『奴らが本当に宇宙人だとしたら空軍の所管になるのでは?』
If they are in fact aliens from another planet, sir, doesn't that make them Airforce jurisdiction?
『奴らが観光で来たのならな。だが、働いたら話は別だ。その瞬間、奴らは移民局の獲物だ』
If they're just visiting, sure. But the minute they try to work here, they're mine.
本日12月18日は「国際移民デー」。
1990年(平成2年)の今日、国連総会で「すべての移住労働者とその家族の人権の保護に関する国際条約」が採択されました。
これは、その職種を問わず全ての国外からの移住労働者(移民を含む)とその家族の尊厳と権利を保証するための国際人権条約なのですが、相手が宇宙人だったらどうなるのでしょう。
「コーンヘッズ」(1993年/スティーヴ・バロン監督)
遠いレミュラク星からやって来た宇宙人夫婦、ベルダー(ダン・エイクロイド)とプライマート(ジェーン・カーティン)の乗った宇宙船が地球に不時着。

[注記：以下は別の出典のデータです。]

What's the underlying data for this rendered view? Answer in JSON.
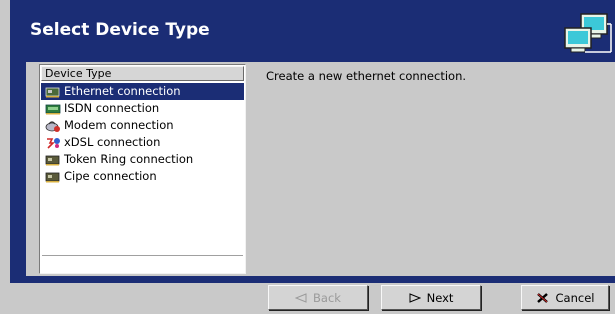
{
  "header": {
    "title": "Select Device Type",
    "logo_icon": "network-computers-icon"
  },
  "list": {
    "header": "Device Type",
    "selected_color": "#1b2d75",
    "items": [
      {
        "label": "Ethernet connection",
        "icon": "ethernet-card-icon",
        "selected": true
      },
      {
        "label": "ISDN connection",
        "icon": "isdn-card-icon",
        "selected": false
      },
      {
        "label": "Modem connection",
        "icon": "modem-icon",
        "selected": false
      },
      {
        "label": "xDSL connection",
        "icon": "xdsl-icon",
        "selected": false
      },
      {
        "label": "Token Ring connection",
        "icon": "token-ring-card-icon",
        "selected": false
      },
      {
        "label": "Cipe connection",
        "icon": "cipe-card-icon",
        "selected": false
      }
    ]
  },
  "description": "Create a new ethernet connection.",
  "buttons": {
    "back": {
      "label": "Back",
      "icon": "back-arrow-icon",
      "enabled": false
    },
    "next": {
      "label": "Next",
      "icon": "next-arrow-icon",
      "enabled": true
    },
    "cancel": {
      "label": "Cancel",
      "icon": "cancel-x-icon",
      "enabled": true
    }
  },
  "colors": {
    "banner": "#1b2d75",
    "background": "#c9c9c9"
  }
}
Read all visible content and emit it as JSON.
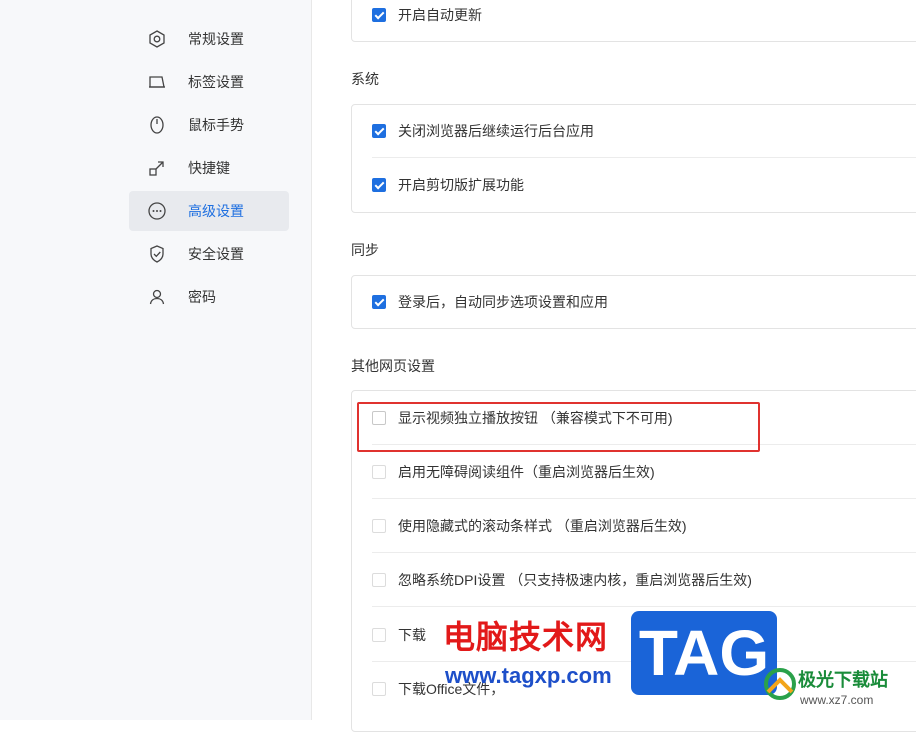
{
  "sidebar": {
    "items": [
      {
        "label": "常规设置",
        "icon": "hexagon-gear-icon",
        "active": false
      },
      {
        "label": "标签设置",
        "icon": "tab-icon",
        "active": false
      },
      {
        "label": "鼠标手势",
        "icon": "mouse-icon",
        "active": false
      },
      {
        "label": "快捷键",
        "icon": "shortcut-arrow-icon",
        "active": false
      },
      {
        "label": "高级设置",
        "icon": "more-circle-icon",
        "active": true
      },
      {
        "label": "安全设置",
        "icon": "shield-check-icon",
        "active": false
      },
      {
        "label": "密码",
        "icon": "user-icon",
        "active": false
      }
    ]
  },
  "update": {
    "auto_update": {
      "label": "开启自动更新",
      "checked": true
    }
  },
  "system": {
    "title": "系统",
    "items": [
      {
        "label": "关闭浏览器后继续运行后台应用",
        "checked": true
      },
      {
        "label": "开启剪切版扩展功能",
        "checked": true
      }
    ]
  },
  "sync": {
    "title": "同步",
    "items": [
      {
        "label": "登录后，自动同步选项设置和应用",
        "checked": true
      }
    ]
  },
  "other": {
    "title": "其他网页设置",
    "items": [
      {
        "label": "显示视频独立播放按钮 （兼容模式下不可用)",
        "checked": false
      },
      {
        "label": "启用无障碍阅读组件（重启浏览器后生效)",
        "checked": false
      },
      {
        "label": "使用隐藏式的滚动条样式 （重启浏览器后生效)",
        "checked": false
      },
      {
        "label": "忽略系统DPI设置 （只支持极速内核，重启浏览器后生效)",
        "checked": false
      },
      {
        "label": "下载",
        "checked": false
      },
      {
        "label": "下载Office文件，",
        "checked": false
      }
    ]
  },
  "watermark": {
    "site_name": "电脑技术网",
    "site_url": "www.tagxp.com",
    "tag_logo": "TAG",
    "xz_name": "极光下载站",
    "xz_url": "www.xz7.com"
  },
  "colors": {
    "accent": "#1e6fe0",
    "highlight_box": "#e0322f",
    "sidebar_active_bg": "#e8eaee"
  }
}
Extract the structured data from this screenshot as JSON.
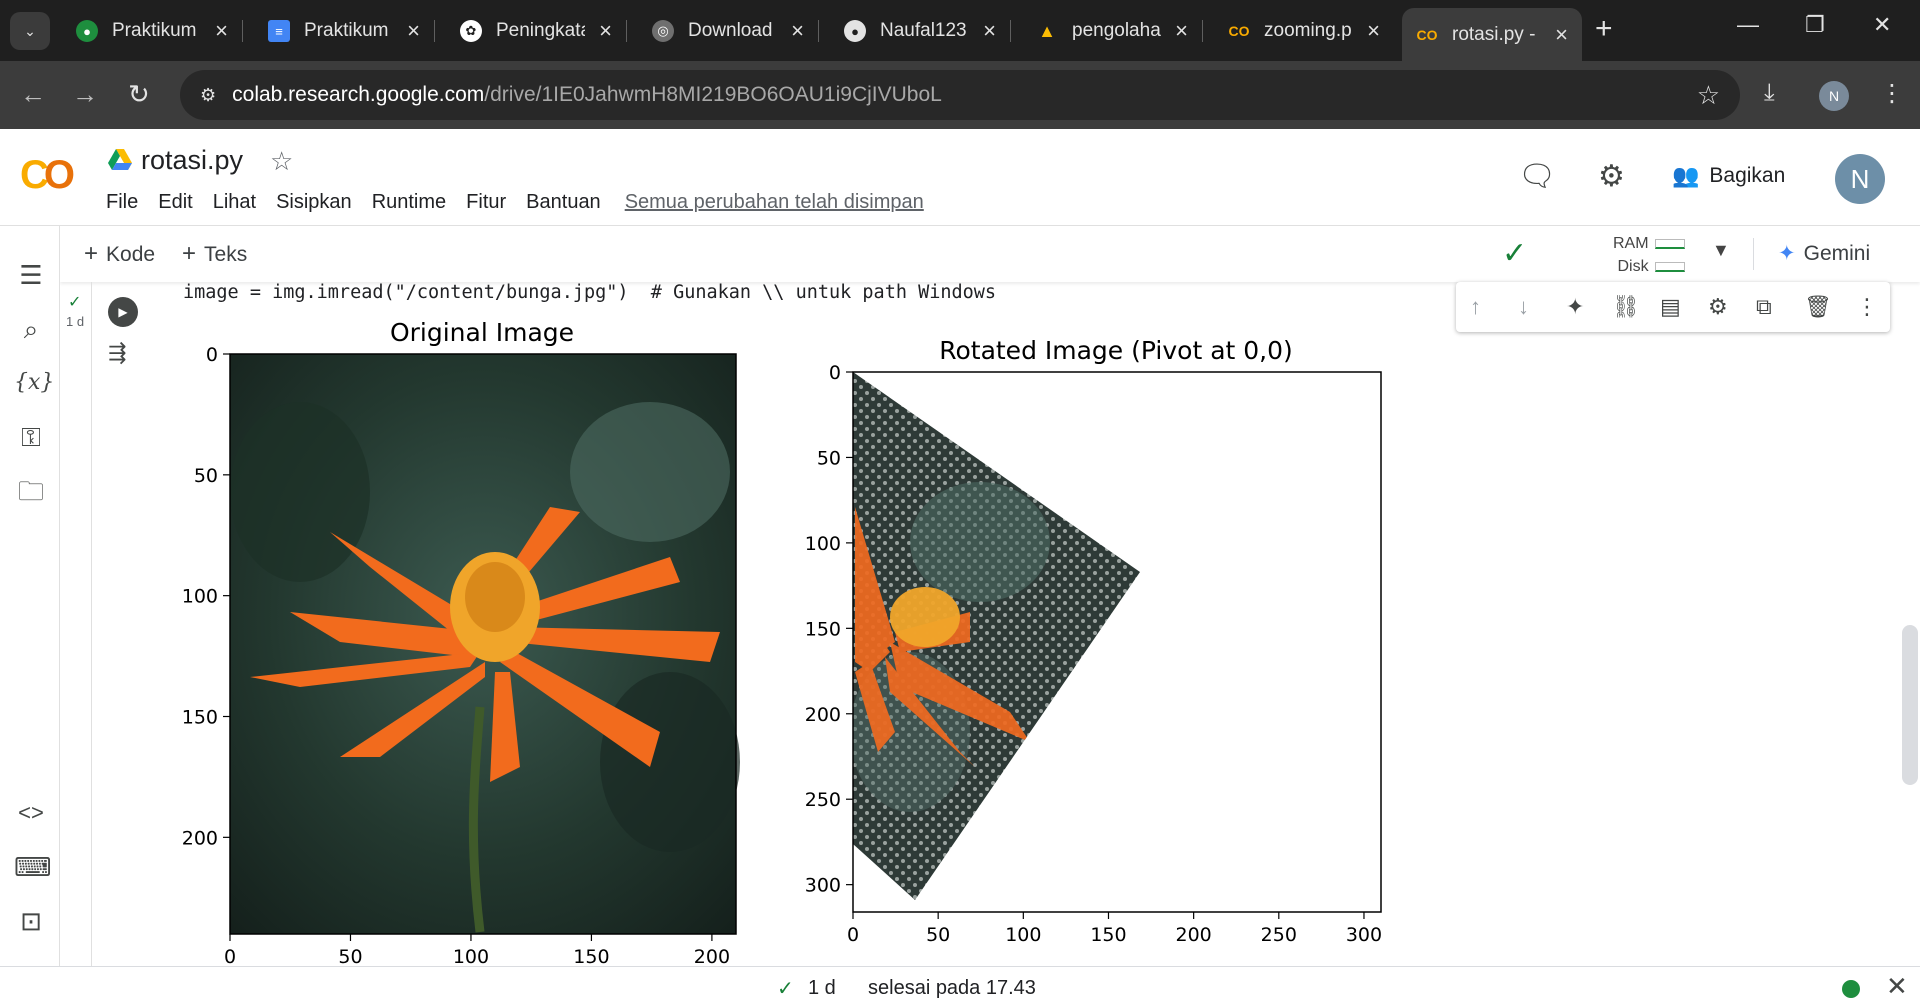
{
  "browser": {
    "tabs": [
      {
        "label": "Praktikum",
        "favicon": "colab-green-icon",
        "color": "#1e8e3e"
      },
      {
        "label": "Praktikum",
        "favicon": "docs-icon",
        "color": "#4285f4"
      },
      {
        "label": "Peningkata",
        "favicon": "chatgpt-icon",
        "color": "#ffffff"
      },
      {
        "label": "Download",
        "favicon": "globe-icon",
        "color": "#9aa0a6"
      },
      {
        "label": "Naufal123",
        "favicon": "github-icon",
        "color": "#e3e3e3"
      },
      {
        "label": "pengolaha",
        "favicon": "drive-icon",
        "color": "#fbbc04"
      },
      {
        "label": "zooming.p",
        "favicon": "colab-icon",
        "color": "#f9ab00"
      },
      {
        "label": "rotasi.py -",
        "favicon": "colab-icon",
        "color": "#f9ab00"
      }
    ],
    "url_host": "colab.research.google.com",
    "url_path": "/drive/1IE0JahwmH8MI219BO6OAU1i9CjIVUboL",
    "profile_initial": "N"
  },
  "colab": {
    "logo": "CO",
    "title": "rotasi.py",
    "menu": [
      "File",
      "Edit",
      "Lihat",
      "Sisipkan",
      "Runtime",
      "Fitur",
      "Bantuan"
    ],
    "saved_status": "Semua perubahan telah disimpan",
    "share_label": "Bagikan",
    "avatar_initial": "N",
    "add_code": "Kode",
    "add_text": "Teks",
    "ram_label": "RAM",
    "disk_label": "Disk",
    "gemini_label": "Gemini"
  },
  "cell": {
    "exec_time": "1 d",
    "code_line": "image = img.imread(\"/content/bunga.jpg\")  # Gunakan \\\\ untuk path Windows"
  },
  "figure": {
    "left_title": "Original Image",
    "right_title": "Rotated Image (Pivot at 0,0)",
    "left_xticks": [
      "0",
      "50",
      "100",
      "150",
      "200"
    ],
    "left_yticks": [
      "0",
      "50",
      "100",
      "150",
      "200"
    ],
    "right_xticks": [
      "0",
      "50",
      "100",
      "150",
      "200",
      "250",
      "300"
    ],
    "right_yticks": [
      "0",
      "50",
      "100",
      "150",
      "200",
      "250",
      "300"
    ]
  },
  "chart_data": [
    {
      "type": "image",
      "title": "Original Image",
      "xlim": [
        0,
        210
      ],
      "ylim": [
        240,
        0
      ],
      "xticks": [
        0,
        50,
        100,
        150,
        200
      ],
      "yticks": [
        0,
        50,
        100,
        150,
        200
      ]
    },
    {
      "type": "image",
      "title": "Rotated Image (Pivot at 0,0)",
      "xlim": [
        0,
        310
      ],
      "ylim": [
        316,
        0
      ],
      "xticks": [
        0,
        50,
        100,
        150,
        200,
        250,
        300
      ],
      "yticks": [
        0,
        50,
        100,
        150,
        200,
        250,
        300
      ]
    }
  ],
  "status": {
    "time": "1 d",
    "message": "selesai pada 17.43"
  }
}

挨拶は『Greeting!』。ゴムはガム。コーンヘッドを“トウモロコシ頭”だと思っている人がいますが、そのコーン(Corn)ではありません。円錐(Cone)のコーンです。工事現場とかで使っている三角コーンの事ですね。

手先の器用さが幸いして、電気機械修理工として職を得、ついでに米国籍も取得(当然偽造)。
順風満帆かと思った矢先、移民局の手入れが。窮地を脱した二人は家を買い、子供(娘。勿論コーンヘッド)を儲け、happy地球ライフ。
この出産からマイホーム、育児・成長という一連の流れをホームビデオ風にまとめた映像が絶品。まったりほっこりです。

が、しかし、執念深い移民局はまだ諦めてはおりませんでした。果たして…。
不法滞在者として当局に追われている(明らかに容姿も挙動も不審な)エイリアンをどこでも違和感なく受け入れるアメリカの(当時の)懐深さに感銘を受けました。今同じ題材を撮ったらこうはいかないだろうなあ…。
あれやこれやのメタファーになっている移民問題。折角なので曼荼羅畑的移民映画選手権を。エントリーはこの6本。
- 天国の門(1981年/マイケル・チミノ監督)
- マチェーテ(2010年/ロバート・ロドリゲス、イーサン・マニキス監督)
- 日本黒社会 LEY LINES(1999年/三池崇史監督)
- 第9地区(2009年/ニール・ブロムカンプ監督)
- ボーダーライン:ソルジャーズ・デイ(2018年/ステファノ・ソッリマ監督)
- ダロス(1984年/押井守監督)
国も跨いで星も跨いで。優勝はやっぱり「天国の門」かなあ…。